Back in January, the election was fresh in President Trump's mind as he publicly repeated the narrative that illegal voters tipped the popular vote in Hillary Clinton's favor. But he also mentally enlarged his electoral college win, too — or at least he did on the phone with the Mexican President Enrique Peña Nieto. The Washington Post obtained a transcript of their first call on Jan. 27, and in it, Trump called New Hampshire a "drug-infested den," and claimed he won the state.
Journalists were quick to point out on Wednesday, after the Post published the transcript, that he did not. In the general election, the Democratic candidate, Hillary Clinton, carried the state and won its four electoral college votes. It was rather close, though. She only beat Trump by about 3,000 votes.
Now it is possible that Trump was talking about the primary, although by January he was focusing the bragging on his electoral college margins from the general (as well as his inauguration crowd). Way back in February 2016, though, Trump did win the state in the Republican primary, with 35 percent of the vote. The nearest runner-up was Ohio Gov. John Kasich with just shy of 16 percent.
The bulk of the conversation was about the border wall, but after Peña Nieto said Mexico would not pay for it, Trump responded by threatening remittance payments and complaining about the trade deficit. Then, he changed the topic to illegal drugs, seemingly pointing the finger at Mexico.
"We have a massive drug problem where kids are becoming addicted to drugs because the drugs are being sold for less money than candy,” Trump told Nieto. “I won New Hampshire because New Hampshire is a drug-infested den.”

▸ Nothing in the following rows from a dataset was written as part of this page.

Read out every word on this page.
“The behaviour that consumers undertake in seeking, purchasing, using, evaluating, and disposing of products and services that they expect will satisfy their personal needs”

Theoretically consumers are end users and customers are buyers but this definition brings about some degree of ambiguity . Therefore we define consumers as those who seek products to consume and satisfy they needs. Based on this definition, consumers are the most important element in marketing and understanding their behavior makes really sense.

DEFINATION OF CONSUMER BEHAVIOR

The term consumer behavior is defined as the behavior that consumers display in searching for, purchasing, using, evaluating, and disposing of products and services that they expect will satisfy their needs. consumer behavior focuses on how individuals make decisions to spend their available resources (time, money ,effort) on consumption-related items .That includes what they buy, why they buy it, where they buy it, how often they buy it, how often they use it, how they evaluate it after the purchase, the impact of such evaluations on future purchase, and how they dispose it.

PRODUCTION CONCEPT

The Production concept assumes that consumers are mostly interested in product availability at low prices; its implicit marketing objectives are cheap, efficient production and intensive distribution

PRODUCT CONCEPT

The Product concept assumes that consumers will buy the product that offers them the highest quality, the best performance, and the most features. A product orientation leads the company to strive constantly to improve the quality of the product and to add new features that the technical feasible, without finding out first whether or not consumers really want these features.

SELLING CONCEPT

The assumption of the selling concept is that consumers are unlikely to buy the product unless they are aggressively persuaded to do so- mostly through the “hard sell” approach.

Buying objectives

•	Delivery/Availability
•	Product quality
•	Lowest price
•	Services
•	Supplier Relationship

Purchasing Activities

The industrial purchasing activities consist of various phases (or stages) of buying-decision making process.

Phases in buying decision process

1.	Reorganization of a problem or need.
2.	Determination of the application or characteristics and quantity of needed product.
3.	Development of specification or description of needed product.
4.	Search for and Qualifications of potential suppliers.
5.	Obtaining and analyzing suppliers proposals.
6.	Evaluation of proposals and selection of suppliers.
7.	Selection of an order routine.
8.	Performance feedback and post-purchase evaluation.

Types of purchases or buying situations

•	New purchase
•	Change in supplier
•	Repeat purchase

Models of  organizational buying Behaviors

That insult has led to a response from the governor of the state, Christopher Sununu, a Republican:
The President is wrong. It's disappointing his mischaracterization of this epidemic ignores the great things this state has to offer.

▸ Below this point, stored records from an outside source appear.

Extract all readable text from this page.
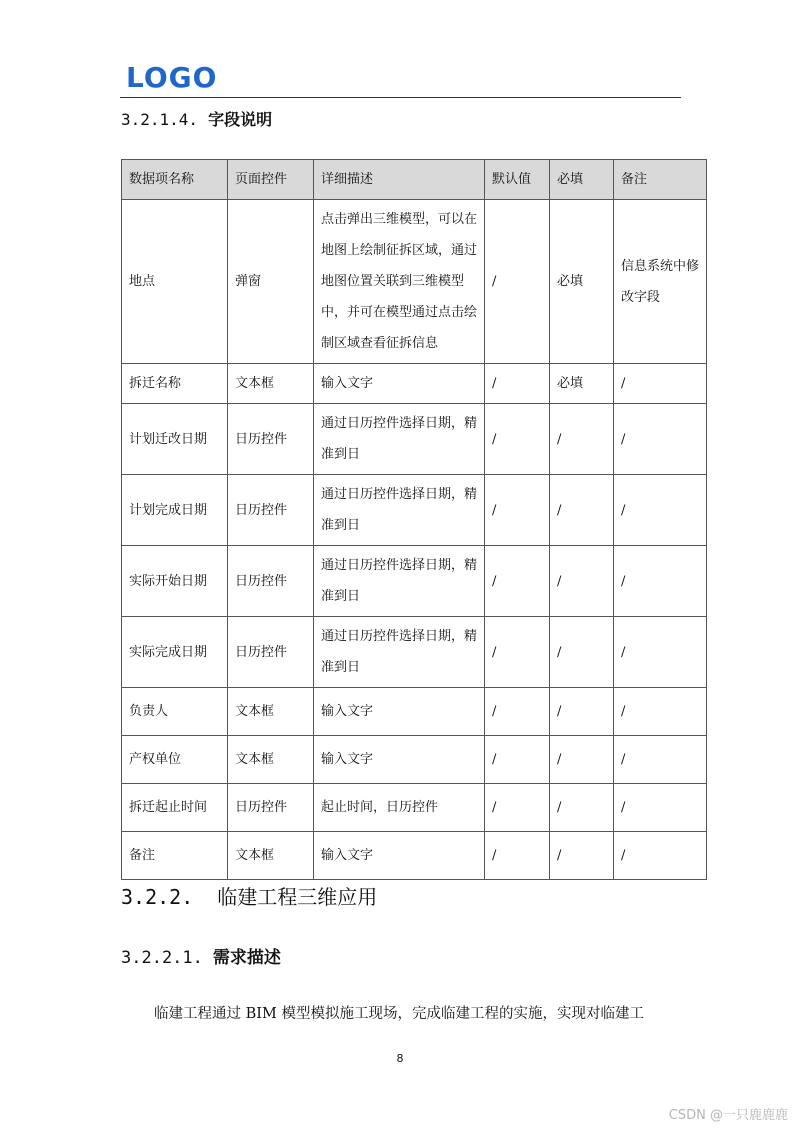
LOGO
3.2.1.4. 字段说明
数据项名称	页面控件	详细描述	默认值	必填	备注
地点	弹窗	点击弹出三维模型，可以在地图上绘制征拆区域，通过地图位置关联到三维模型中，并可在模型通过点击绘制区域查看征拆信息	/	必填	信息系统中修改字段
拆迁名称	文本框	输入文字	/	必填	/
计划迁改日期	日历控件	通过日历控件选择日期，精准到日	/	/	/
计划完成日期	日历控件	通过日历控件选择日期，精准到日	/	/	/
实际开始日期	日历控件	通过日历控件选择日期，精准到日	/	/	/
实际完成日期	日历控件	通过日历控件选择日期，精准到日	/	/	/
负责人	文本框	输入文字	/	/	/
产权单位	文本框	输入文字	/	/	/
拆迁起止时间	日历控件	起止时间，日历控件	/	/	/
备注	文本框	输入文字	/	/	/
3.2.2. 临建工程三维应用
3.2.2.1. 需求描述
临建工程通过 BIM 模型模拟施工现场，完成临建工程的实施，实现对临建工
8
CSDN @一只鹿鹿鹿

Sununu continued, laying the blame with pass administrations but pointing to steps they're taking to fight the opioid epidemic. "We have doubled our resources to support prevention, treatment, and recovery," he added. The governor also pointed to increased law enforcement efforts and availability of the drug naloxone.

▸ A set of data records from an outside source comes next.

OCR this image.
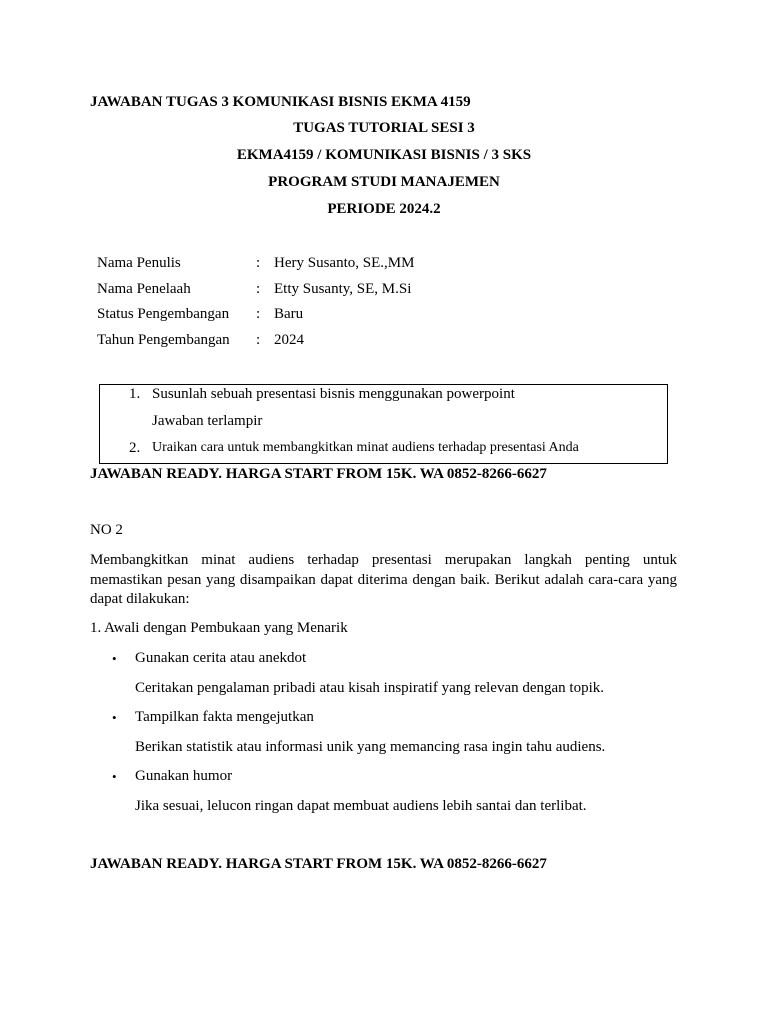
JAWABAN TUGAS 3 KOMUNIKASI BISNIS EKMA 4159

TUGAS TUTORIAL SESI 3

EKMA4159 / KOMUNIKASI BISNIS / 3 SKS

PROGRAM STUDI MANAJEMEN

PERIODE 2024.2

Nama Penulis	: Hery Susanto, SE.,MM
Nama Penelaah	: Etty Susanty, SE, M.Si
Status Pengembangan : Baru
Tahun Pengembangan : 2024
1. Susunlah sebuah presentasi bisnis menggunakan powerpoint
Jawaban terlampir
2. Uraikan cara untuk membangkitkan minat audiens terhadap presentasi Anda

JAWABAN READY. HARGA START FROM 15K. WA 0852-8266-6627

NO 2

Membangkitkan minat audiens terhadap presentasi merupakan langkah penting untuk memastikan pesan yang disampaikan dapat diterima dengan baik. Berikut adalah cara-cara yang dapat dilakukan:

1. Awali dengan Pembukaan yang Menarik

• Gunakan cerita atau anekdot

Ceritakan pengalaman pribadi atau kisah inspiratif yang relevan dengan topik.

• Tampilkan fakta mengejutkan

Berikan statistik atau informasi unik yang memancing rasa ingin tahu audiens.

• Gunakan humor

Jika sesuai, lelucon ringan dapat membuat audiens lebih santai dan terlibat.

JAWABAN READY. HARGA START FROM 15K. WA 0852-8266-6627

On the national level, Trump had put together a commission to fight the opioid crisis. They came back with an interim report that called on Trump to do some of the very things that Sununu says are working in New Hampshire. They called on Trump to declare a national emergency, something the administration hasn't done yet. It also called on more Medicaid funding for treatment and recovery, and one of the key components was making naloxone, the main drug used to counter an overdose, more readily available.
Trump's conversation with Peña Nieto was leaked after being recorded in a transcript form. That is common practice for meetings with other world leaders so that senior policy advisers can be looped in on the conversation, the Post reported.
Now that tidbits like this have gotten out, though, Trump may start to bite his tongue.